I have been trying to understand rainbow tables lately and one part is giving me trouble to understand here. Let's say I want to generate a table where the chains are 100 000 hash/plaintext long. I have 50 000 hash to reduce then.
Is it necessary to have 50 000 different reducing functions to avoid the collisions?
How do I create those reduction functions (not just take the n-first letters of the hash for instance) ?
- Is it necessary to have 50 000 different reducing functions to avoid the collisions?
Yes. If you do not have different functions it is not a rainbow table. It is just a table of hash chains which is less efficient, especially for high coverage tables. However, the functions do not have to be unrelated, just different.
- How do I create those reduction functions (not just take the n-first letters of the hash for instance) ?
Any way you want, as long as it leads to an even distribution and different functions. The simplest is to:
Use the size of the search set (of passwords, keys or what have you) and take the hash value modulo that, so the last bits/bytes if the set size is a power of two.
Then, to create different reduction functions you can add the index of the function to the value. I.e. you add nothing for the first, 1 for the second function and so on. This is sufficient, since the next hashing step will cause these small changes to again give a completely different output.
Finally you turn the value into an element of the search set. E.g. encode it into lowercase letters if that is what you are looking for.
The simplest example is if you are looking for a binary key. For example, you are building a rainbow table for DES, which has 56-bit keys (ignoring parity) and 64-bit output.
You can use the last 56 bits of the output (i.e. the whole output modulo $2^{56}$) and add $i$ (again modulo $2^{56}$) for the $i$th reduction function.

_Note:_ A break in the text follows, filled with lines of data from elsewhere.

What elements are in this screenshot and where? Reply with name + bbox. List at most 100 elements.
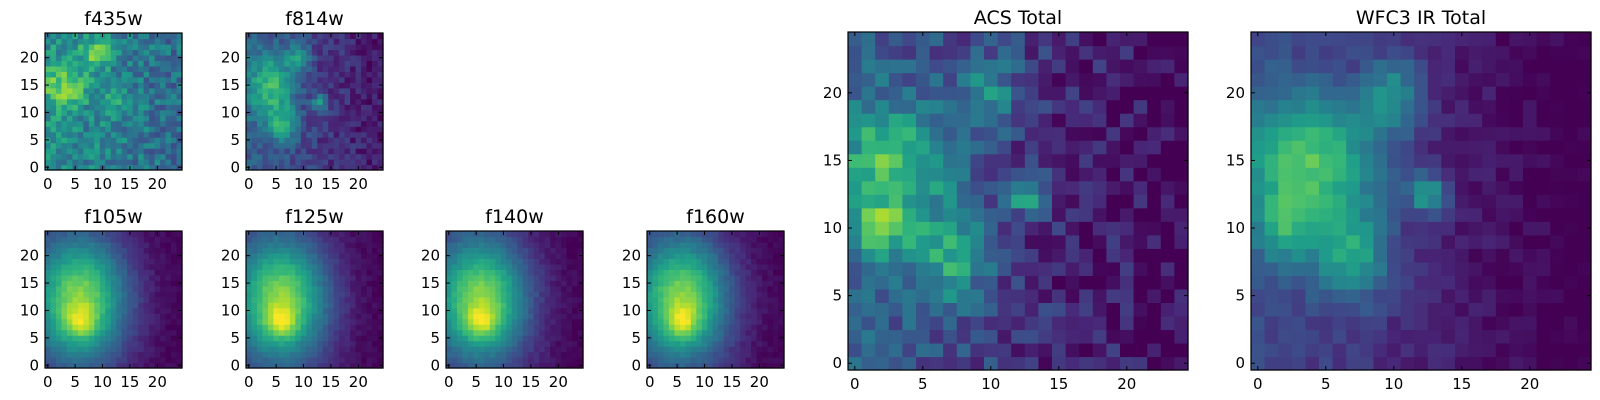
heatmap-cell [372, 252, 379, 259]
heatmap-cell [262, 247, 269, 254]
heatmap-cell [566, 329, 573, 336]
heatmap-cell [566, 307, 573, 314]
heatmap-cell [273, 241, 280, 249]
heatmap-cell [333, 120, 340, 127]
heatmap-cell [1482, 315, 1497, 331]
heatmap-cell [561, 329, 568, 336]
heatmap-cell [83, 98, 90, 105]
heatmap-cell [657, 296, 665, 303]
heatmap-cell [55, 148, 63, 155]
heatmap-cell [572, 357, 579, 364]
heatmap-cell [138, 98, 145, 105]
x-tick-label: 5 [271, 175, 281, 193]
heatmap-cell [916, 140, 931, 155]
heatmap-cell [160, 236, 167, 243]
heatmap-cell [984, 167, 999, 182]
heatmap-cell [77, 153, 84, 160]
heatmap-cell [970, 32, 985, 47]
heatmap-cell [712, 351, 719, 358]
heatmap-cell [333, 104, 340, 111]
heatmap-cell [663, 258, 670, 265]
heatmap-cell [116, 142, 123, 149]
heatmap-cell [105, 280, 112, 287]
heatmap-cell [99, 340, 106, 347]
heatmap-cell [256, 280, 264, 287]
heatmap-cell [652, 302, 659, 309]
heatmap-cell [94, 120, 101, 127]
heatmap-cell [1387, 342, 1402, 358]
heatmap-cell [377, 148, 384, 155]
y-tick-label: 20 [221, 247, 240, 265]
heatmap-cell [528, 346, 535, 353]
y-tick-label: 10 [221, 103, 240, 121]
heatmap-cell [577, 241, 584, 249]
heatmap-cell [295, 258, 302, 265]
heatmap-cell [311, 87, 318, 94]
heatmap-cell [377, 351, 384, 358]
heatmap-cell [355, 285, 362, 292]
heatmap-cell [1147, 329, 1162, 344]
heatmap-cell [138, 263, 145, 270]
heatmap-cell [1468, 180, 1483, 195]
heatmap-cell [110, 351, 117, 358]
heatmap-cell [451, 340, 458, 347]
heatmap-cell [77, 285, 84, 292]
heatmap-cell [295, 115, 302, 122]
heatmap-cell [339, 252, 346, 259]
heatmap-cell [1052, 180, 1067, 195]
heatmap-cell [83, 104, 90, 111]
heatmap-cell [1305, 194, 1320, 209]
heatmap-cell [66, 302, 73, 309]
heatmap-cell [311, 93, 318, 100]
heatmap-cell [246, 142, 253, 149]
heatmap-cell [478, 302, 485, 309]
heatmap-cell [94, 109, 101, 116]
heatmap-cell [561, 236, 568, 243]
heatmap-cell [127, 307, 134, 314]
heatmap-cell [663, 302, 670, 309]
heatmap-cell [110, 258, 117, 265]
heatmap-cell [745, 329, 752, 336]
heatmap-cell [284, 98, 291, 105]
heatmap-cell [121, 109, 128, 116]
heatmap-cell [284, 351, 291, 358]
heatmap-cell [572, 231, 579, 238]
heatmap-cell [544, 362, 551, 369]
heatmap-cell [77, 274, 84, 281]
heatmap-cell [888, 288, 903, 303]
heatmap-cell [306, 346, 313, 353]
heatmap-cell [762, 280, 769, 287]
heatmap-cell [1278, 221, 1293, 236]
heatmap-cell [55, 346, 63, 353]
heatmap-cell [171, 49, 178, 56]
heatmap-cell [663, 340, 670, 347]
heatmap-cell [729, 285, 736, 292]
heatmap-cell [361, 351, 368, 358]
heatmap-cell [300, 351, 307, 358]
heatmap-cell [300, 104, 307, 111]
heatmap-cell [489, 252, 496, 259]
heatmap-cell [929, 167, 944, 182]
heatmap-cell [751, 291, 758, 298]
heatmap-cell [61, 49, 68, 56]
heatmap-cell [105, 43, 112, 51]
heatmap-cell [149, 115, 156, 122]
heatmap-cell [1441, 356, 1456, 371]
heatmap-cell [734, 362, 741, 369]
heatmap-cell [1536, 315, 1551, 331]
heatmap-cell [377, 313, 384, 320]
heatmap-cell [72, 65, 79, 72]
heatmap-cell [143, 346, 150, 353]
heatmap-cell [652, 340, 659, 347]
heatmap-cell [361, 252, 368, 259]
heatmap-cell [745, 258, 752, 265]
heatmap-cell [1024, 315, 1039, 331]
heatmap-cell [154, 241, 161, 249]
heatmap-cell [372, 98, 379, 105]
heatmap-cell [1106, 99, 1121, 114]
heatmap-cell [311, 324, 318, 331]
heatmap-cell [317, 148, 324, 155]
heatmap-cell [289, 258, 296, 265]
heatmap-cell [745, 296, 752, 303]
heatmap-cell [696, 231, 703, 238]
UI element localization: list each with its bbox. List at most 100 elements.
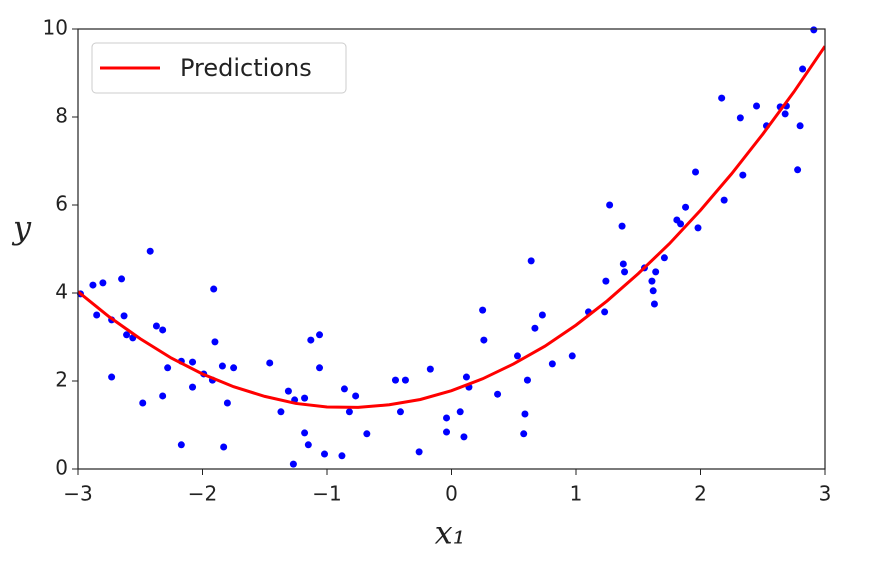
data-point [211, 338, 219, 346]
data-point [108, 373, 116, 381]
data-point [810, 26, 818, 34]
data-point [220, 443, 228, 451]
data-point [739, 171, 747, 179]
data-point [321, 450, 329, 458]
data-point [223, 399, 231, 407]
data-point [146, 247, 154, 255]
data-point [316, 364, 324, 372]
data-point [648, 277, 656, 285]
data-point [456, 408, 464, 416]
data-point [289, 460, 297, 468]
data-point [650, 300, 658, 308]
data-point [460, 433, 468, 441]
data-point [340, 385, 348, 393]
y-tick-label: 10 [43, 16, 68, 40]
data-point [568, 352, 576, 360]
data-point [123, 331, 131, 339]
data-point [527, 257, 535, 265]
data-point [462, 373, 470, 381]
data-point [301, 394, 309, 402]
data-point [401, 376, 409, 384]
data-point [230, 364, 238, 372]
data-point [99, 279, 107, 287]
y-tick-label: 0 [55, 456, 68, 480]
data-point [426, 365, 434, 373]
y-tick-label: 2 [55, 368, 68, 392]
x-tick-label: 2 [694, 482, 707, 506]
data-point [284, 387, 292, 395]
data-point [718, 94, 726, 102]
data-point [266, 359, 274, 367]
data-point [781, 110, 789, 118]
data-point [794, 166, 802, 174]
data-point [338, 452, 346, 460]
data-point [415, 448, 423, 456]
data-point [602, 277, 610, 285]
data-point [521, 410, 529, 418]
data-point [692, 168, 700, 176]
data-point [164, 364, 172, 372]
y-tick-label: 8 [55, 104, 68, 128]
data-point [391, 376, 399, 384]
data-point [618, 222, 626, 230]
data-point [189, 383, 197, 391]
y-axis-label: y [11, 209, 32, 247]
data-point [120, 312, 128, 320]
data-point [531, 324, 539, 332]
x-tick-label: −1 [312, 482, 341, 506]
data-point [601, 308, 609, 316]
data-point [345, 408, 353, 416]
data-point [316, 331, 324, 339]
data-point [548, 360, 556, 368]
x-tick-label: −2 [188, 482, 217, 506]
data-point [480, 336, 488, 344]
data-point [89, 281, 97, 289]
data-point [736, 114, 744, 122]
data-point [753, 102, 761, 110]
data-point [93, 311, 101, 319]
data-point [177, 441, 185, 449]
data-point [396, 408, 404, 416]
data-point [538, 311, 546, 319]
data-point [118, 275, 126, 283]
data-point [189, 358, 197, 366]
data-point [677, 220, 685, 228]
data-point [301, 429, 309, 437]
legend-label: Predictions [180, 54, 312, 82]
data-point [606, 201, 614, 209]
data-point [443, 414, 451, 422]
data-point [479, 306, 487, 314]
x-tick-label: 0 [445, 482, 458, 506]
data-point [218, 362, 226, 370]
data-point [796, 122, 804, 130]
x-tick-label: −3 [63, 482, 92, 506]
data-point [694, 224, 702, 232]
data-point [363, 430, 371, 438]
data-point [720, 196, 728, 204]
data-point [159, 392, 167, 400]
data-point [304, 441, 312, 449]
data-point [682, 203, 690, 211]
prediction-line [78, 45, 825, 409]
data-point [152, 322, 160, 330]
data-point [649, 287, 657, 295]
y-tick-label: 6 [55, 192, 68, 216]
x-axis-label: x₁ [435, 514, 466, 552]
data-point [307, 336, 315, 344]
x-tick-label: 3 [819, 482, 832, 506]
data-point [523, 376, 531, 384]
data-point [652, 268, 660, 276]
y-tick-label: 4 [55, 280, 68, 304]
data-point [494, 390, 502, 398]
plot-frame [77, 28, 826, 470]
legend-box [91, 42, 347, 94]
data-point [513, 352, 521, 360]
x-tick-label: 1 [570, 482, 583, 506]
data-point [621, 268, 629, 276]
data-point [139, 399, 147, 407]
data-point [520, 430, 528, 438]
data-point [352, 392, 360, 400]
data-point [799, 65, 807, 73]
data-point [443, 428, 451, 436]
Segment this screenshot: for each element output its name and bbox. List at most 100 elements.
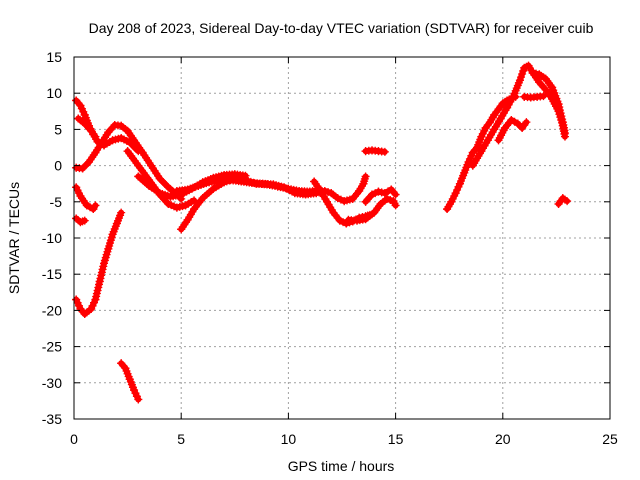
x-tick-label: 15	[388, 431, 404, 447]
tick-labels: 0 5 10 15 20 25 15 10 5 0 -5 -10 -15 -20 -25 -30 -35	[42, 49, 618, 447]
data-point	[117, 121, 126, 130]
data-point	[258, 179, 267, 188]
data-point	[134, 161, 143, 170]
data-point	[181, 201, 190, 210]
data-point	[155, 189, 164, 198]
series-track-4	[72, 214, 89, 227]
data-point	[117, 134, 126, 143]
data-point	[477, 147, 486, 156]
y-tick-label: -5	[50, 194, 63, 210]
data-point	[376, 199, 385, 208]
y-tick-label: 15	[46, 49, 62, 65]
data-point	[76, 192, 85, 201]
data-point	[380, 147, 389, 156]
data-point	[558, 118, 567, 127]
data-point	[340, 197, 349, 206]
data-point	[391, 190, 400, 199]
series-track-14	[361, 185, 400, 206]
data-point	[355, 186, 364, 195]
data-point	[237, 177, 246, 186]
data-point	[481, 123, 490, 132]
data-point	[359, 179, 368, 188]
series-track-13	[344, 194, 400, 225]
data-point	[526, 93, 535, 102]
data-point	[477, 132, 486, 141]
data-point	[387, 185, 396, 194]
data-point	[560, 129, 569, 138]
data-point	[215, 176, 224, 185]
data-point	[72, 295, 81, 304]
data-point	[226, 176, 235, 185]
data-point	[496, 114, 505, 123]
data-point	[370, 208, 379, 217]
series-track-20	[528, 68, 569, 138]
data-point	[483, 136, 492, 145]
y-tick-label: -10	[42, 230, 62, 246]
data-point	[72, 214, 81, 223]
series-track-18	[494, 115, 531, 145]
data-point	[190, 205, 199, 214]
data-point	[80, 119, 89, 128]
data-point	[455, 179, 464, 188]
data-point	[368, 146, 377, 155]
data-point	[117, 208, 126, 217]
data-series	[72, 61, 572, 404]
x-tick-label: 25	[602, 431, 618, 447]
data-point	[130, 136, 139, 145]
data-point	[348, 194, 357, 203]
data-point	[134, 172, 143, 181]
data-point	[183, 185, 192, 194]
data-point	[535, 70, 544, 79]
data-point	[335, 216, 344, 225]
data-point	[361, 147, 370, 156]
series-track-2	[117, 359, 143, 404]
data-point	[473, 143, 482, 152]
data-point	[322, 197, 331, 206]
data-point	[76, 101, 85, 110]
data-point	[535, 78, 544, 87]
data-point	[290, 189, 299, 198]
data-point	[554, 199, 563, 208]
data-point	[91, 295, 100, 304]
data-point	[164, 199, 173, 208]
data-point	[194, 181, 203, 190]
data-point	[172, 186, 181, 195]
data-point	[280, 183, 289, 192]
data-point	[361, 215, 370, 224]
data-point	[451, 189, 460, 198]
data-point	[269, 180, 278, 189]
data-point	[100, 259, 109, 268]
data-point	[500, 123, 509, 132]
data-point	[361, 172, 370, 181]
series-track-3	[72, 183, 100, 214]
data-point	[87, 304, 96, 313]
series-track-7	[72, 121, 186, 203]
y-tick-label: 0	[54, 158, 62, 174]
data-point	[76, 304, 85, 313]
y-tick-label: -15	[42, 266, 62, 282]
data-point	[494, 105, 503, 114]
data-point	[490, 110, 499, 119]
data-point	[494, 136, 503, 145]
y-tick-label: 10	[46, 85, 62, 101]
data-point	[548, 83, 557, 92]
data-point	[389, 197, 398, 206]
series-band	[131, 387, 142, 403]
data-point	[485, 118, 494, 127]
data-point	[374, 147, 383, 156]
data-point	[172, 203, 181, 212]
data-point	[76, 218, 85, 227]
data-point	[134, 395, 143, 404]
data-point	[130, 386, 139, 395]
data-point	[447, 197, 456, 206]
series-track-19	[520, 92, 548, 102]
series-track-15	[361, 146, 389, 156]
data-point	[468, 148, 477, 157]
data-point	[563, 197, 572, 206]
data-point	[353, 216, 362, 225]
data-point	[121, 364, 130, 373]
data-point	[72, 96, 81, 105]
data-point	[391, 201, 400, 210]
data-point	[509, 92, 518, 101]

Pseudocode:
def R(i, x): # i'th reduction function
return (x + i) % (2**56)
In the case of passwords, suppose you build a table for eight-letter lowercase passwords hashed with MD5. There are $26^8$ such passwords, so you can take the hash value, interpreted as a 128-bit integer and compute (x + i) % (26**8) instead.
(Or you could take the latter half of the hash as a 64-bit integer, then do the same.)